FTIR results show that more OH– and N–H groups appeared on the surface of ZC2. These hydrophilic functional groups facilitate the absorption of water molecules, but the ZC2 has excellent resistance to humidity. This is because the amount of oxygen vacancies in ZnO and ZC2 heterojunctions is almost identical in XPS analysis. In humidity detection, oxygen vacancies determine the decomposition of water molecules when water molecules are adsorbed on the surface of the material.

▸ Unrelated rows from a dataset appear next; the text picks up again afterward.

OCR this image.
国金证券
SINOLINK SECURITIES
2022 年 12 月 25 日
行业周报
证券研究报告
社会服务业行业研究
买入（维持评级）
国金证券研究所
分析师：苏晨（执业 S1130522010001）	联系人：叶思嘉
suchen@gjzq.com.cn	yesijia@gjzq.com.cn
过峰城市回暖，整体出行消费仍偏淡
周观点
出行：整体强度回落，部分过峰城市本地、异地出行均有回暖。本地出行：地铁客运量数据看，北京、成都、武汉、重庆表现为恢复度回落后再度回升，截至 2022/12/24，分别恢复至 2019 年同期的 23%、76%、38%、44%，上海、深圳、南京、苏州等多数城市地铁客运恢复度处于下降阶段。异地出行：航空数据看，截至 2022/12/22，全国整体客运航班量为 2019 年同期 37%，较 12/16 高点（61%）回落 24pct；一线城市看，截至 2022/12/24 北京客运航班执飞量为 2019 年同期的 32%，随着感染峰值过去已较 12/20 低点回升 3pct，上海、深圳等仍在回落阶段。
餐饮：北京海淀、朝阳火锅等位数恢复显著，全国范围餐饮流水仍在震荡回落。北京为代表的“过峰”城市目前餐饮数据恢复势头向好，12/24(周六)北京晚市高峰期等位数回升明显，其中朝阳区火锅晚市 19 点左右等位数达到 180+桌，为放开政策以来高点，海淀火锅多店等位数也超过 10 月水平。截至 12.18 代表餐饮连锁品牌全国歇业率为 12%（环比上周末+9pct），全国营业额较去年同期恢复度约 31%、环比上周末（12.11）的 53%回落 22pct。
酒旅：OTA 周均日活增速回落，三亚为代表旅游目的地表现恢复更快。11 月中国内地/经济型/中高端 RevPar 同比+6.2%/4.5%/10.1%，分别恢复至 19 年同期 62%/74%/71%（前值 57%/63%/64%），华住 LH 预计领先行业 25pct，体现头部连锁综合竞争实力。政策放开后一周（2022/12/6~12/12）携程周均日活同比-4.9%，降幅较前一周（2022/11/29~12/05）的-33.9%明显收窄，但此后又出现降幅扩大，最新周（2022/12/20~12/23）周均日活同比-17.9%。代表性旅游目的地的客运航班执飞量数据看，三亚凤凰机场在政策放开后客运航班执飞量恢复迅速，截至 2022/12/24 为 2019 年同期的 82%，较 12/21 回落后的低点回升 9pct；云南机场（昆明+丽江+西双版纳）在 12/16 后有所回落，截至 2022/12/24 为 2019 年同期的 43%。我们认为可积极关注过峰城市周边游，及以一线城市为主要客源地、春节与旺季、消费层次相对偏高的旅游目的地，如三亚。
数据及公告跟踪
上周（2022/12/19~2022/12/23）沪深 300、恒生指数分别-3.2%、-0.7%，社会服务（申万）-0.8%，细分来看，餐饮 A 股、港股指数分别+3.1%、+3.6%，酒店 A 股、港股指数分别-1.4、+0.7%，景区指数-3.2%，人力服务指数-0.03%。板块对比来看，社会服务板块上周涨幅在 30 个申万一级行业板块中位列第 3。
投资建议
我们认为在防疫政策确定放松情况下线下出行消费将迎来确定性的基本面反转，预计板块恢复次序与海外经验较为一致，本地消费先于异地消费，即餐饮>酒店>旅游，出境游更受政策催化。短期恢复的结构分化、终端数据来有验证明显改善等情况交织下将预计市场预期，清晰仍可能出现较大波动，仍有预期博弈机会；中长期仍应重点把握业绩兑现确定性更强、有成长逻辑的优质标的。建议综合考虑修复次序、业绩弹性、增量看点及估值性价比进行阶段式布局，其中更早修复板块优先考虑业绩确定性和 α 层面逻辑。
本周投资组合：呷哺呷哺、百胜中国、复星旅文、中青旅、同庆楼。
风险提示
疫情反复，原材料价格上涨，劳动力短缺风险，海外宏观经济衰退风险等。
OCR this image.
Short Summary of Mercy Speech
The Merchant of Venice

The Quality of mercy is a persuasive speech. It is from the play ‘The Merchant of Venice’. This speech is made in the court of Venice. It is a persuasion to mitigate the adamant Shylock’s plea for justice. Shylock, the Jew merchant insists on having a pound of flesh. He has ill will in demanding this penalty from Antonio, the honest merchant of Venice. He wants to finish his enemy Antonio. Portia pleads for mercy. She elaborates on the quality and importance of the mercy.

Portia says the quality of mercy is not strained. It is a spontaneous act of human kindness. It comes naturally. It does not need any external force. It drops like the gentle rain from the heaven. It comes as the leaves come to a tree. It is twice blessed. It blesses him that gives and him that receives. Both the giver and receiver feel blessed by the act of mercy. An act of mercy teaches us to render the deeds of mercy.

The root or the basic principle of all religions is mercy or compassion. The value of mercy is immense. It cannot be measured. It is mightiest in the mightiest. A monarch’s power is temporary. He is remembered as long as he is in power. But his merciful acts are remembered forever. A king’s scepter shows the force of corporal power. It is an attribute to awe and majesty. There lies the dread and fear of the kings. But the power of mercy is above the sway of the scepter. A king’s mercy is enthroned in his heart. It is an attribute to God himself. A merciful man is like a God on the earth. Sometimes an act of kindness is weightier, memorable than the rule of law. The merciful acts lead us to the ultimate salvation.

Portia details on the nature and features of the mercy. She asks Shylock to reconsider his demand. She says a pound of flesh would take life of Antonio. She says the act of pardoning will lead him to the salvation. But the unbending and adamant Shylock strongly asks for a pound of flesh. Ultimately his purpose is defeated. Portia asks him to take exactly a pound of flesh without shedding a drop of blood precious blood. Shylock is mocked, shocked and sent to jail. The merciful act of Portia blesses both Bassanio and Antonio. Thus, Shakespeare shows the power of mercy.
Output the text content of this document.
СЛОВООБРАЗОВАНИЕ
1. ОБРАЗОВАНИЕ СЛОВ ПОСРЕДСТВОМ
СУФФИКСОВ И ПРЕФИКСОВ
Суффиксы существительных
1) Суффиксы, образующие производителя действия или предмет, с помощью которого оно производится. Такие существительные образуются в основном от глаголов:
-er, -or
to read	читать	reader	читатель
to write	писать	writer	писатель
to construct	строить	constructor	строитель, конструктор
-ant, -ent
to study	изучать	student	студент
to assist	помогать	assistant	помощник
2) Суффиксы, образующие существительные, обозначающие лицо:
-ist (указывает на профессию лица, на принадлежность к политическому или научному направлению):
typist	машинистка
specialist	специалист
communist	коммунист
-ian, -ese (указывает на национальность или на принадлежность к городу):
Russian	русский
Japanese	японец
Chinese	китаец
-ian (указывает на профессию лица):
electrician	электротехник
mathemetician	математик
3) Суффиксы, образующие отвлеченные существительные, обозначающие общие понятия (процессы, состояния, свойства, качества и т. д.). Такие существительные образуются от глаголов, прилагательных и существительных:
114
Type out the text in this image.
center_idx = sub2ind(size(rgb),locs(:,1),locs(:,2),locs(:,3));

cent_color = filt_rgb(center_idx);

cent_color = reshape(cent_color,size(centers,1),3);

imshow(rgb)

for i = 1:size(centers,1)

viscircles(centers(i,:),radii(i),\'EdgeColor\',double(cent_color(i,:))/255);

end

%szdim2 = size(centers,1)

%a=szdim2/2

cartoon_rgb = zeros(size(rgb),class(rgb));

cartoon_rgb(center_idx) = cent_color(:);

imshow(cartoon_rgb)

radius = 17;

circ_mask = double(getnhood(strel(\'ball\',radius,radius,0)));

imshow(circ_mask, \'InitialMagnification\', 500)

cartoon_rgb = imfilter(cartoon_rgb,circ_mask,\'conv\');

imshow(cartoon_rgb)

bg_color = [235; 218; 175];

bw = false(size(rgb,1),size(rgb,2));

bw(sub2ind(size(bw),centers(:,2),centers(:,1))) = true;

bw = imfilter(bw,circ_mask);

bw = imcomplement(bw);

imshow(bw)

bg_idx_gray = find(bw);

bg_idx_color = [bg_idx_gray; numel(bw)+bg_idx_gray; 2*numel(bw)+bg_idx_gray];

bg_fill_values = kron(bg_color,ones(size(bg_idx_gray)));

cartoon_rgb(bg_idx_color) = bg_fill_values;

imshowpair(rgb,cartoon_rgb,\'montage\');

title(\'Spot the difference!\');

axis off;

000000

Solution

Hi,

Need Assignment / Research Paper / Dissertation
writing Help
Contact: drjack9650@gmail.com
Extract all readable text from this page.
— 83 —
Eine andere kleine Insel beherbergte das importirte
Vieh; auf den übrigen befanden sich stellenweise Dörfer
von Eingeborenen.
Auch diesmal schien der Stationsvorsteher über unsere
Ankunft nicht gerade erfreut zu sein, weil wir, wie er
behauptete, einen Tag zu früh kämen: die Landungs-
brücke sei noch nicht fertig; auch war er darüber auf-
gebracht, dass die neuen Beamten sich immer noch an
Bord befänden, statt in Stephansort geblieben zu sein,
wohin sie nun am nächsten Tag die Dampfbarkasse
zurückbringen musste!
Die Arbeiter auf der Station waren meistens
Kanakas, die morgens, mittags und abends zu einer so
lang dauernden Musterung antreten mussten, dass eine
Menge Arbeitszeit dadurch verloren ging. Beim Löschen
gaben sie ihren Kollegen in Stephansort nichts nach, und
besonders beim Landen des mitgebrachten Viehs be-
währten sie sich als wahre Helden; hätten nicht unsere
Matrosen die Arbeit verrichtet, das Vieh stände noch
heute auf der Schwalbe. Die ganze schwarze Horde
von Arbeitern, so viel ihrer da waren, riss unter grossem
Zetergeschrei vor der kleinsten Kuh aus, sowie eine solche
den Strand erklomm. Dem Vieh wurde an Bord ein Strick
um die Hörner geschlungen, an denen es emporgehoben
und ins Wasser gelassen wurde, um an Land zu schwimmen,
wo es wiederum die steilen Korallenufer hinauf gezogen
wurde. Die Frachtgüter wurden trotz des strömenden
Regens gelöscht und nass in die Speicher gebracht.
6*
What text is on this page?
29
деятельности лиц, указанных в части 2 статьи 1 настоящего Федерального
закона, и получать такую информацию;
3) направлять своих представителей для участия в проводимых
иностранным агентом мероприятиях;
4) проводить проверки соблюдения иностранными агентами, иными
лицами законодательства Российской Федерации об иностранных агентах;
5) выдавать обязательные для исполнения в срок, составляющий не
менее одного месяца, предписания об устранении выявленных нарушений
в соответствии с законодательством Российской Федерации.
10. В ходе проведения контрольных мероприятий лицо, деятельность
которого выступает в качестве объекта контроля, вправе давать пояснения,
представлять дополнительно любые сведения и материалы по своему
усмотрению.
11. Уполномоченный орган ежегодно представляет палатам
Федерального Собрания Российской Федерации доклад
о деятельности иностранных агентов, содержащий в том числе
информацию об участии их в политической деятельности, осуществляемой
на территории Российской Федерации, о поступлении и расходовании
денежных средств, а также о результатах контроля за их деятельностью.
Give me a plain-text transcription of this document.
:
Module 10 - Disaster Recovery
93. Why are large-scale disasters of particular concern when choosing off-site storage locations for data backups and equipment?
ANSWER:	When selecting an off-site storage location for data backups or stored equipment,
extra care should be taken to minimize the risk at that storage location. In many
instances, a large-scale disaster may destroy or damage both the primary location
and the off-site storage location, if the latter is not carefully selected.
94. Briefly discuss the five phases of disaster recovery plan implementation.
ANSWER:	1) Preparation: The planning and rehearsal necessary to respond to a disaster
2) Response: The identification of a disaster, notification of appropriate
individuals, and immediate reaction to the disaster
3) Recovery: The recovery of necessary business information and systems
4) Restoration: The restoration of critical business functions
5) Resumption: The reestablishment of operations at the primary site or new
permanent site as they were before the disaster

Figure 9 indicates the dynamic response profiles of 5 ppm HCHO gas in different humidity environments at RT. In Figure 9a, the response of the ZC2 sensor to 5 ppm HCHO containing desiccant is 6.81. Figure 9b–f shows that the responses of ZC2 sensor to 5 ppm HCHO at 33%, 54%, 75%, 85%, and 95% RH are 6.87, 6.95, 7.02, 7.09, and 7.17, respectively, which means humidity in the environment has little effect on HCHO detection based on ZC2.

3.3. Sensing Mechanism

Figure 10 shows the sensing mechanisms of the ZC sensor in the air and HCHO gas. In the ZnO/CuO heterostructure, electrons move from the ZnO n-type semiconductor to the CuO p-type semiconductor. Electrons move from ZnO to CuO in the ZC heterostructure due to the higher Fermi level of ZnO, and holes move from CuO to ZnO until the Fermi level reaches equilibrium. This phenomenon inhibits the recombination of holes and electrons, making more free electrons exist on the surface of ZC. More oxygen molecules are attached to surface of the sensor when the semiconductor sensor is placed in the air. At the same time, oxygen atoms capture free electrons to form free oxygen O*, forming a large electron depletion layer that increases the resistance and reduces the current. A large number of HCHO molecules are adsorbed on the surface of CZ when the sensor is placed in HCHO gas, which is due to the fact that -OH and NH₂ groups have strong absorbance ability to HCHO. Then, the adsorbed HCHO molecules react with more free oxygen (O*) to form CO₂, H₂O, and e⁻. The reaction equations are given below:

O_2gas → O_2ads

(1)

O_2ads + e⁻ → O_2ads⁻

(2)

O_2ads⁻ + e⁻ → 2O_ads⁻

(3)

HCHO_gas → HCHO_ads

(4)

HCHO_ads + O_2ads⁻ → CO₂ + H₂O + e⁻

(5)

HCHO_ads + 2O_ads⁻ → CO₂ + H₂O + 2e⁻

(6)

The released electrons return to the semiconductor sensor, which makes the electron depletion layer become thinner, the resistance decrease, and the current increase.

4. Conclusions

In summary, HCHO sensors with high performance based on ZC were designed and the sensing mechanism was investigated. Experiments show that there are more free oxygen radicals, N–H groups, and OH⁻ groups on the surface of ZC with an increase in Cu²⁺ content. Furthermore, ZC2 has a short response/recovery time (1.78 s/2.90 s) when HCHO concentration is 1 ppm, and the LOD of ZC is 0.079 ppm. Moreover, ZC has good resistance to humidity interference, which indicates that ZC has a potential in the application of HCHO sensors with high performance.